Pridgen v. City of Auburndale

430 So. 2d 967 | Fla. Dist. Ct. App. | 1983

PER CURIAM.

’ This petition for writ of certiorari, brought to review a circuit court affirmance of a county court judgment finding petitioner guilty of violating a city ordinance, challenges both the judgment and sentence. We find that the judgment does not depart from the essential requirements of law, but the sentence was illegal.

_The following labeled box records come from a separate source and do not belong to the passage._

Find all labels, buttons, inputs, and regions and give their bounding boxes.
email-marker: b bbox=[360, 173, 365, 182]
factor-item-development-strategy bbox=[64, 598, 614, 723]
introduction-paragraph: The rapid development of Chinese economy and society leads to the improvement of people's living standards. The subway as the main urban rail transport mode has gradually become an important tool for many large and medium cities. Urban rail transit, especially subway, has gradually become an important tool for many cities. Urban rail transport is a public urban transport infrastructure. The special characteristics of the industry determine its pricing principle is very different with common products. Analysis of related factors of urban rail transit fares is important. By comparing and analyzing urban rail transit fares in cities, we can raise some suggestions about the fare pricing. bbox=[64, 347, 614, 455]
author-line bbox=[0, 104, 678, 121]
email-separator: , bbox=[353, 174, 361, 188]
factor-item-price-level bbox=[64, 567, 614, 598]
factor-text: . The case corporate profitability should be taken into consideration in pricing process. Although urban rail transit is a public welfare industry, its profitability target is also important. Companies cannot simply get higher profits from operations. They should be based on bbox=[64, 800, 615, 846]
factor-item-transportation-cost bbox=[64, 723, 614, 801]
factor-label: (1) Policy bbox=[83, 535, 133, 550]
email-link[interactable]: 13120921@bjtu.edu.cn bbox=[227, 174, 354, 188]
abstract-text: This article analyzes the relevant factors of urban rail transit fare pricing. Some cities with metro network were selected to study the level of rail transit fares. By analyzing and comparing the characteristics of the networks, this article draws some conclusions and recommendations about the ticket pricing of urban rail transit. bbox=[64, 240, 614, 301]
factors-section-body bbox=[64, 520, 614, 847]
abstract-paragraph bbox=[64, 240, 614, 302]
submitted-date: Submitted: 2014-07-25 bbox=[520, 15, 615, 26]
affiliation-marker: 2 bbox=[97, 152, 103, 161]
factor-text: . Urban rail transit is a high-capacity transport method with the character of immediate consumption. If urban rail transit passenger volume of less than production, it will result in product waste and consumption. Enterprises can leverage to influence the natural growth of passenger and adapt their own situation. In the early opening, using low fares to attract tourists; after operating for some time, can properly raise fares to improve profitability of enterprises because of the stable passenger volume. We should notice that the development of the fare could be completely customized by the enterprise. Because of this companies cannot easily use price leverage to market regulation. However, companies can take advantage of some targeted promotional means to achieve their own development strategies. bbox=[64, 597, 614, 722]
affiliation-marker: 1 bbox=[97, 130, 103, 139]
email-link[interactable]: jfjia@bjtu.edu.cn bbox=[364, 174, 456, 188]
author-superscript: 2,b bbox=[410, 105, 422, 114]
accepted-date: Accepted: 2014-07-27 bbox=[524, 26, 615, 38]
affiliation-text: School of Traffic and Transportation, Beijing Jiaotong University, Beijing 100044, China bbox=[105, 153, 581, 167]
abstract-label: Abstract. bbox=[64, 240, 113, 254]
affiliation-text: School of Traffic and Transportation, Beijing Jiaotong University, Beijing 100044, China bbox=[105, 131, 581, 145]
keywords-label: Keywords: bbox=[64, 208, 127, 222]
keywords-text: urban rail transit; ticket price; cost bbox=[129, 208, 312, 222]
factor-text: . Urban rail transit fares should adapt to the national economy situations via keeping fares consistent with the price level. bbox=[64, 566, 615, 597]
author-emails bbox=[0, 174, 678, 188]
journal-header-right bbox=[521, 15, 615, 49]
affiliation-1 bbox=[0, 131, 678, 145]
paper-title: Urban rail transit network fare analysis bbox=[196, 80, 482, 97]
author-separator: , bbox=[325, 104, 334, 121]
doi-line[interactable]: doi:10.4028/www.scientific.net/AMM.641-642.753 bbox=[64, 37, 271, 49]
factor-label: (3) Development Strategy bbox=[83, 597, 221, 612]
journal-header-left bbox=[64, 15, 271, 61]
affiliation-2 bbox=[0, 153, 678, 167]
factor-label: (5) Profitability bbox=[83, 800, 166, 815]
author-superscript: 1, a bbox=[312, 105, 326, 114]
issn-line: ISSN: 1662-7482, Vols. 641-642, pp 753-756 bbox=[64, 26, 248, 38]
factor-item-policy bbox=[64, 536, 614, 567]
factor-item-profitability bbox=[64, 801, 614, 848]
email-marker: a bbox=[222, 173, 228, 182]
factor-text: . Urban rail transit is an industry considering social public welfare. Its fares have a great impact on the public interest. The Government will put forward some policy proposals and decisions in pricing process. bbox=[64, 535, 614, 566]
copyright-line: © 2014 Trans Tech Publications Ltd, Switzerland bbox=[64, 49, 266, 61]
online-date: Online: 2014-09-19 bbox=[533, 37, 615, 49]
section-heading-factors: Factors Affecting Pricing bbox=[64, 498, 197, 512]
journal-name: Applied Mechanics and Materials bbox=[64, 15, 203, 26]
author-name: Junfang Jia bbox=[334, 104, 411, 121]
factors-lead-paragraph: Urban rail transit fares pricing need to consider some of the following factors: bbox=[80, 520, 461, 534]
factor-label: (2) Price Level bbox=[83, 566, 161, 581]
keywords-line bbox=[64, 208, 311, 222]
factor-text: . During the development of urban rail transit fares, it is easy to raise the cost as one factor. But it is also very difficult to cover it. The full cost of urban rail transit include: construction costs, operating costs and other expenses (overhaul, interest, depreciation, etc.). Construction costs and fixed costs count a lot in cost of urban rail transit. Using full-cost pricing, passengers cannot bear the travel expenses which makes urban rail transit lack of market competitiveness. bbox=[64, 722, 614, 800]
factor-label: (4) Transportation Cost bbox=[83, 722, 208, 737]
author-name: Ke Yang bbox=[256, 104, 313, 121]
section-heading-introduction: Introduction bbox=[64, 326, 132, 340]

The city ordinance in question provides for a maximum sentence of sixty days in jail and a $500.00 fine. Petitioner was sentenced to fifteen days in the county jail as a condition of six months’ probation and ordered to pay a $547.00 fine. The fine on its face is in excess of the statutory maximum. Additionally, the state has confessed error as to the six months’ probation in that probation is not authorized for violation of a municipal ordinance. Chapter 948, Florida Statutes (1981), only authorizes probation for a defendant where he has been found guilty of a criminal violation of state law and a municipal ordinance violation is not a criminal violation. See § 775.08, Fla. Stat. (1981). Moreover, the city code herein does not authorize placing a person on probation.

Accordingly, certiorari is denied in part, granted in part, and the cause remanded for resentencing in accordance with the above opinion.

BOARDMAN, A.C.J., and DANAHY and SCHOONOVER, JJ., concur.